A pauper’s aspiration for a Rolls Royce is not a demand,” used to be my husband’s favorite quote from his Economics text book. Forget about the commercial link between aspiration and demand, what is aspiration? It is an inner desire to possess or achieve something seemingly unachievable.

This aspiration remains secret in one’s younger years but gets transformed to an obsession in later years which prods one to action towards achieving it.

But in most cases, due to awareness of the more realistic scenario, the aspiration remains nothing but that in a more adult and practical –thinking age.

It is amusing and sometimes touching to see how efforts are made in innocent childhood towards a semblance of achievement of this aspiration. It is not unusual to see youngsters imitating their parents in the work they do.

 Thus you get to see mini maids, mini doctors, mini engineers, mini carpenters etc. My son when he was young had accompanied his officer father to his office. On coming home he declared,” I want to become an Air Force officer like my dad when I grow up because all I have to do is sign papers.”

A nephew of mine, when little loved to have his friends waving their hands on both sides of the road in farewell while he rode away on a fictitious jeep for a fictitious ‘posting’ from the BRO (Border Roads Organisation) unit.

Closer home, the corporation worker who sweeps our road usually brings with her seven of her children with ages ranging from 3 to 12 years.

 While the 12 year old helps his mother constructively, the 3 year old insists on himself opening our gate and putting back the bin emptied earlier by his siblings and going out in all dignity after closing the gate by himself.

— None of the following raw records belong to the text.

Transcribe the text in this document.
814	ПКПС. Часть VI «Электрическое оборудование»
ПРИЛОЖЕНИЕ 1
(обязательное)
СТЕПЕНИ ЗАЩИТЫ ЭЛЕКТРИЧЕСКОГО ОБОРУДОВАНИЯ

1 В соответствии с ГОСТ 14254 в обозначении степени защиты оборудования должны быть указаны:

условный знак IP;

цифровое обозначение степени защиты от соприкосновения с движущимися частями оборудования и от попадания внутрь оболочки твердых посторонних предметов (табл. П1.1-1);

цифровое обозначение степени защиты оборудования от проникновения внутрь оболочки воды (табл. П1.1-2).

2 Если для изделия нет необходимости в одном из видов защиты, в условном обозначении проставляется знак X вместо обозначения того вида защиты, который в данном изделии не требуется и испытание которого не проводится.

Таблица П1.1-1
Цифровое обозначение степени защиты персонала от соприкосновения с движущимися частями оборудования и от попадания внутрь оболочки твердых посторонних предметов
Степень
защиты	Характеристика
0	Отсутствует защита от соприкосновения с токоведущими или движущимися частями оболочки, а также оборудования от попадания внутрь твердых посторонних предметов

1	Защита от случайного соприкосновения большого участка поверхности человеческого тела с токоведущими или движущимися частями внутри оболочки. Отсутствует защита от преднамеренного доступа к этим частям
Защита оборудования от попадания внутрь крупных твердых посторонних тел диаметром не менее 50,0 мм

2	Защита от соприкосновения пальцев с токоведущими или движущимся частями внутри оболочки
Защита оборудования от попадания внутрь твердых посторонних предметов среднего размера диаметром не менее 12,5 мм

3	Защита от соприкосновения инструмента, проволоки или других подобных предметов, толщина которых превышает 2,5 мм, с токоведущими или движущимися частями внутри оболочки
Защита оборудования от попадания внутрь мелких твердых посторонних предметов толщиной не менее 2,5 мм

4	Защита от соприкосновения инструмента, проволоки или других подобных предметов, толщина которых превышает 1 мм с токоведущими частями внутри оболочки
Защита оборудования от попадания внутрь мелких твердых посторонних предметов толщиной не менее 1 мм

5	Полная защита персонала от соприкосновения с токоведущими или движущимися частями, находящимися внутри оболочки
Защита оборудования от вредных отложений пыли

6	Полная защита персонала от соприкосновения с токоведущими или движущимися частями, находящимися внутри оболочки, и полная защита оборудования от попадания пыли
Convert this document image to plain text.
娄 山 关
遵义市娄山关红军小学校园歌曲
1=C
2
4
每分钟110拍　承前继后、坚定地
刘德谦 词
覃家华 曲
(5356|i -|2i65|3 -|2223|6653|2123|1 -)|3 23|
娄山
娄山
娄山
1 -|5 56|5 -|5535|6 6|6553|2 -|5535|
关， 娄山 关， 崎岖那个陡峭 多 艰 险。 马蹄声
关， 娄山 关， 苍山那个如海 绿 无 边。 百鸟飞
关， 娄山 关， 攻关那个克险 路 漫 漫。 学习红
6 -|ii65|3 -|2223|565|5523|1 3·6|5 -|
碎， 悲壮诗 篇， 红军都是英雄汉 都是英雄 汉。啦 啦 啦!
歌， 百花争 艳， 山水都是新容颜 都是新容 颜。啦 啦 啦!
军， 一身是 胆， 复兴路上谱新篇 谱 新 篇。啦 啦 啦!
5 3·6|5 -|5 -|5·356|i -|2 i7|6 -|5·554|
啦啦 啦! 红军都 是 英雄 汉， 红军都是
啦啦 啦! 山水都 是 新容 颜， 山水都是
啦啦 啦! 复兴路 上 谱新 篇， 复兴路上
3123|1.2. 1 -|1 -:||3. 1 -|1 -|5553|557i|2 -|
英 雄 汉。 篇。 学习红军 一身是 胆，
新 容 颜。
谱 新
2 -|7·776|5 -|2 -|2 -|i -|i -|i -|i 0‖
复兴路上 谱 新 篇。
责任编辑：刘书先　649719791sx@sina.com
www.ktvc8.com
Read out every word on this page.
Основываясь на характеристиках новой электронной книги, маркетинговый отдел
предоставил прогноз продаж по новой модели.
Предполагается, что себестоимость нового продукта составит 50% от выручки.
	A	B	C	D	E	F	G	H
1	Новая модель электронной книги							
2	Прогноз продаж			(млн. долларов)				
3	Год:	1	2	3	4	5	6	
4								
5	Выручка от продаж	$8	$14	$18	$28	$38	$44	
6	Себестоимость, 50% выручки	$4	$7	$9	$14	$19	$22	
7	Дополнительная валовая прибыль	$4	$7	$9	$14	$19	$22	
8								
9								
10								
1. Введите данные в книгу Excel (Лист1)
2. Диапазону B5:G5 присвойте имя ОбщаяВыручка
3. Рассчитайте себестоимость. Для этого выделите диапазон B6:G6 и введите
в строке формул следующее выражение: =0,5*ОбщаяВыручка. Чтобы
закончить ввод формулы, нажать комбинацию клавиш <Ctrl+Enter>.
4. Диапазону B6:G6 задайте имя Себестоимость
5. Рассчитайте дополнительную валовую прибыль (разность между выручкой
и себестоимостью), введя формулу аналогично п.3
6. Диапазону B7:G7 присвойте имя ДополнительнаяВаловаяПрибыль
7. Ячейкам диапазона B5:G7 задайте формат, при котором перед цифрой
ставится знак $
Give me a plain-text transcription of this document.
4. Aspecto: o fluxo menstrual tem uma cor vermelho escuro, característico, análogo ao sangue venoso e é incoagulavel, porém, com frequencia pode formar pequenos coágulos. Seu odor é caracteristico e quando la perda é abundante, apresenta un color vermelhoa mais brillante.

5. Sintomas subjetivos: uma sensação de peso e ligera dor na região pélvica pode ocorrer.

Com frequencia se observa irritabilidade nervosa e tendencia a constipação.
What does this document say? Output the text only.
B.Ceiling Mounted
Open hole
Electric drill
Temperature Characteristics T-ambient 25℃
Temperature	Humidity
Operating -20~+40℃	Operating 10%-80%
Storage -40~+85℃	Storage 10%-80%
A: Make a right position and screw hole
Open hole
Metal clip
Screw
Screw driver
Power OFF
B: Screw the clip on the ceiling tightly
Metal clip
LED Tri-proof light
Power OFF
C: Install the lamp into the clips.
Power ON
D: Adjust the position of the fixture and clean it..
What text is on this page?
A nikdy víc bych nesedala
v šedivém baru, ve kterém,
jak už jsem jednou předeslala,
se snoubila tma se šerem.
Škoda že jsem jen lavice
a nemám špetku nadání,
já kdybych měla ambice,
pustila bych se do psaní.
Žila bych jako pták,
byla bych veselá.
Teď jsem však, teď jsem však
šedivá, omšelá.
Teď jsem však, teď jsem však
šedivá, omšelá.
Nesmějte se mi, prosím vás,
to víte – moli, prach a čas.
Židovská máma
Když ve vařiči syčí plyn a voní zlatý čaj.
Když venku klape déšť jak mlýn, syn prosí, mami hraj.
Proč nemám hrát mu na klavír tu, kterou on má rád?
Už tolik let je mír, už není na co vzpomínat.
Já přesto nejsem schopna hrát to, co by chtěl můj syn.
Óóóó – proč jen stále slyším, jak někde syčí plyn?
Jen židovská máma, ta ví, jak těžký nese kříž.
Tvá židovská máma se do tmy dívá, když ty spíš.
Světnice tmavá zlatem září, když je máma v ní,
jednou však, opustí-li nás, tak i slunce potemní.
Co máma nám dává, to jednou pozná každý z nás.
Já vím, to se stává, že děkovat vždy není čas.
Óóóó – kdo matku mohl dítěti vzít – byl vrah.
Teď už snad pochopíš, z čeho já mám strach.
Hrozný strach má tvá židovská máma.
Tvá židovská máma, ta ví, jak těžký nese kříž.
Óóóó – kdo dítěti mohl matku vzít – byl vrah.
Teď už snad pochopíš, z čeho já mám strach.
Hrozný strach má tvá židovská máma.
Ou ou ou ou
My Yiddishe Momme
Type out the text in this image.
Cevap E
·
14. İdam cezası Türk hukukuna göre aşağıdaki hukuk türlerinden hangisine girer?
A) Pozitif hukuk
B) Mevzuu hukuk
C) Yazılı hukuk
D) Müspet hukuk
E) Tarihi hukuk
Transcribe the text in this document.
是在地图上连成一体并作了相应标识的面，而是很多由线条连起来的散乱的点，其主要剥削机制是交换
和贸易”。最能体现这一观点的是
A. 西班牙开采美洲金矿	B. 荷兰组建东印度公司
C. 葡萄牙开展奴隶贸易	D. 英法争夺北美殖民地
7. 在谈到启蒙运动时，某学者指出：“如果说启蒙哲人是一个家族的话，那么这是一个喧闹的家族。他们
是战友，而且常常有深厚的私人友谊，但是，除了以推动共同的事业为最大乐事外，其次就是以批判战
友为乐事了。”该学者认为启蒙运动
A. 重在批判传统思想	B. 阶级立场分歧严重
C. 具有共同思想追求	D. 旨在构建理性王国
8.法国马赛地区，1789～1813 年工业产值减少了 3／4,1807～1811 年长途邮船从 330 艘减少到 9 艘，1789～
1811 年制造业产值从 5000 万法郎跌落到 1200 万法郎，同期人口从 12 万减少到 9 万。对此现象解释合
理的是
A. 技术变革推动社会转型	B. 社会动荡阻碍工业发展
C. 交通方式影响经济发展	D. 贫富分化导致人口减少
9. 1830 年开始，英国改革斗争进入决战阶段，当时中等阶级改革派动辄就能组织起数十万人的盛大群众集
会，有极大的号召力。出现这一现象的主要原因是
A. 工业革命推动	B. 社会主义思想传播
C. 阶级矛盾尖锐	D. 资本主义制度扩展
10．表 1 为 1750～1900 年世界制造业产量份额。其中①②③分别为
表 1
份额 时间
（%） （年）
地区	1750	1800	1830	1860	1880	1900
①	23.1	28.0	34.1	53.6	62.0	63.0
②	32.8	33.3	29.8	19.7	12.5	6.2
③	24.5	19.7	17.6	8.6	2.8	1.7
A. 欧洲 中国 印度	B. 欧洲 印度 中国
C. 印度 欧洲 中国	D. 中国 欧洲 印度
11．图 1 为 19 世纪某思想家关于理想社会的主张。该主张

I am sure for the present stage his biggest aspiration is to become a corporation sweeper.

My maid servant sometimes brings her granddaughter to work.  The latter insists on washing my vessels though forbidden by her grandmother who obviously has higher aspirations to see her darling as a shop assistant or typist and certainly not as a housemaid.

It is also true that children themselves observe the various opportunities and the new fields available to them which if they work hard, can be certainly better their socio-economic status .

Thus it is not unusual to see a watchman’s daughter becoming a doctor, an auto driver’s son becoming an engineer, cook’s children excelling as hoteliers and so on which is certainly a heartening thing to watch in our ‘Shining Bharath’.